O presente estudo não pretendeu identificar outros recursos que os adolescentes lançam mão para lidar com questões acadêmicas além do Senso de Coerência e da condição de saúde bucal. Entretanto, o apoio social, um ambiente familiar que favoreça a comunicação, bem como o estabelecimento de relações afetuosas com os pais contribuem de forma significativa para que os eventos de vida, dentre eles os enfrentados no ambiente escolar, sejam percebidos como compreensíveis, manejáveis e com significado emocional17. Futuros estudos precisam aprofundar a investigação das interações complexas que envolvem o conjunto de recursos (fatores salutogênicos) que favorecem o desempenho escolar.
É importante salientar que o SOC é fruto de um processo de desenvolvimento durante a infância e a adolescência, sendo, portanto, consequência das experiências de vida individual, do processo de aprendizagem e das influências do meio. Dessa forma, intervenções no ambiente escolar que ofereçam oportunidades para que crianças e adolescentes adquiram recursos gerais de resistência podem gerar consequências positivas não somente sobre o desempenho escolar, mas, principalmente, sobre a saúde, o bem-estar e a qualidade de vida. Para tanto, os programas deveriam envolver ações em vários domínios, incluindo mudanças nos currículos escolares e reforço de recursos que são fundamentais para a estruturação do SOC na adolescência, quais sejam: o empoderamento, o reforço da autoestima e da autoconfiança dos estudantes, o estreitamento das relações dos alunos com a escola, os professores, a comunidade e, principalmente, a família34. Já foi demonstrado que o apoio dos professores, de colegas de classe, assim como, os modelos de comportamento de grupo exercem papel relevante na estruturação do SOC durante a adolescência35. Tudo isso contribui para o desempenho escolar e gera mudanças favoráveis à saúde sustentáveis ao longo do tempo.

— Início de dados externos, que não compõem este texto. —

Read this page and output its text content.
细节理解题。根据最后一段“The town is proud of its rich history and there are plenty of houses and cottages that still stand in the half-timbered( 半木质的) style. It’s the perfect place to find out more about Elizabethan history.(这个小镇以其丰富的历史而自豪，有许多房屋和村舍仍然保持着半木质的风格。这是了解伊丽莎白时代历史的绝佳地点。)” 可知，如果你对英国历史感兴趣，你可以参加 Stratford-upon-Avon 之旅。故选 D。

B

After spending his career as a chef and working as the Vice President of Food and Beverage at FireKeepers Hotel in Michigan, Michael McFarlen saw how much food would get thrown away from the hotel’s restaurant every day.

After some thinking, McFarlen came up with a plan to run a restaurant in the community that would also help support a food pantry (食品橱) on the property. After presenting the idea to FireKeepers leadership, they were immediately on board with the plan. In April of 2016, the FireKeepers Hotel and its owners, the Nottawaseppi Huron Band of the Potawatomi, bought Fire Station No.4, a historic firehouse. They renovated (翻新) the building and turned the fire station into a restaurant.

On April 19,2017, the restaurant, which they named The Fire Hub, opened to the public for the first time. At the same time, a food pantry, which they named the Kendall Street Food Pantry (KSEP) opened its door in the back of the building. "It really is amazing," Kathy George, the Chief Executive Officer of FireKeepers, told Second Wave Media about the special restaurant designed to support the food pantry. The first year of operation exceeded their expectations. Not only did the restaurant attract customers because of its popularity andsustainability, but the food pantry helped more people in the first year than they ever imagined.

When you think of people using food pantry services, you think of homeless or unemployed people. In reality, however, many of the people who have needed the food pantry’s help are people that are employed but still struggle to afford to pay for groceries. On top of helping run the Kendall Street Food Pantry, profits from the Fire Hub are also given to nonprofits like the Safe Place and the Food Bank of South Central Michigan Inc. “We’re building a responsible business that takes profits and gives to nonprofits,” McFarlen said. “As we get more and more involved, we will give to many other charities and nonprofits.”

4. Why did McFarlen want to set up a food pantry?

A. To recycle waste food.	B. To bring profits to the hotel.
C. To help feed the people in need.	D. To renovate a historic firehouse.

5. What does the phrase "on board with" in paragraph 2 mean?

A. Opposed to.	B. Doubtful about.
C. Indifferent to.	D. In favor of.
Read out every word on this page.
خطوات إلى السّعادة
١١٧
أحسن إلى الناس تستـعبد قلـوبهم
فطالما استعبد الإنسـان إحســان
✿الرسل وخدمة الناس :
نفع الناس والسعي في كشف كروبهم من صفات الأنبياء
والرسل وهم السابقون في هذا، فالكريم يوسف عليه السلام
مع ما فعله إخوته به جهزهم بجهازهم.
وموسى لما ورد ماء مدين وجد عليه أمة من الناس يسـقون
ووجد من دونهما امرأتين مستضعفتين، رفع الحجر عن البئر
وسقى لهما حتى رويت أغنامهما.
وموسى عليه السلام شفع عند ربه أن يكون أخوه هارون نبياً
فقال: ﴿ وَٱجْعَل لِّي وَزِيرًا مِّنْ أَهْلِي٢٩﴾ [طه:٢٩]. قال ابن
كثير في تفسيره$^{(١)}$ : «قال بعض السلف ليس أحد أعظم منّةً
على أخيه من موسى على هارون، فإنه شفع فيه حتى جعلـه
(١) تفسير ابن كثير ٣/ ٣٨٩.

Ressalta-se que este estudo apresentou algumas limitações, por ser um delineamento transversal, não foi possível definir a relação causal entre as variáveis analisadas. É possível que um melhor desempenho escolar esteja exercendo influência sobre o Senso de Coerência dos adolescentes. A literatura já confirmou achados dessa natureza36. Estudos longitudinais são necessários para o esclarecimento dessa relação. Além disso, a amostra do estudo envolveu adolescentes de baixo extrato socioeconômico e os resultados não podem ser estendidos para outros grupos sociais com características socioeconômicas e culturais distintas. Futuros estudos devem ser realizados no sentido de explorar a complexa relação entre SOC, recursos gerais de resistência, saúde bucal e seus efeitos sobre o rendimento escolar.
Por fim, cabe destacar que os resultados encontrados são importantes, pois este foi o primeiro estudo relacionando ao SOC na presença de alterações bucais, como a cárie dentária e sua relação com o desempenho escolar em adolescentes. A melhora das condições de saúde bucal dos adolescentes aliada ao reforço do Senso de Coerência podem contribuir para o desempenho escolar. Entretanto, o desenvolvimento de políticas públicas sociais alinhadas à perspectiva salutogênica são fundamentais para viabilizar o acesso e a disponibilidade de recursos que contribuam para o desempenho acadêmico e gerem resultados positivos para o bem-estar e qualidade de vida de grupos socioeconômicos menos favorecidos.
O desempenho escolar em adolescentes é um fenômeno complexo associado ao SOC, características de saúde bucal e sociodemográficas.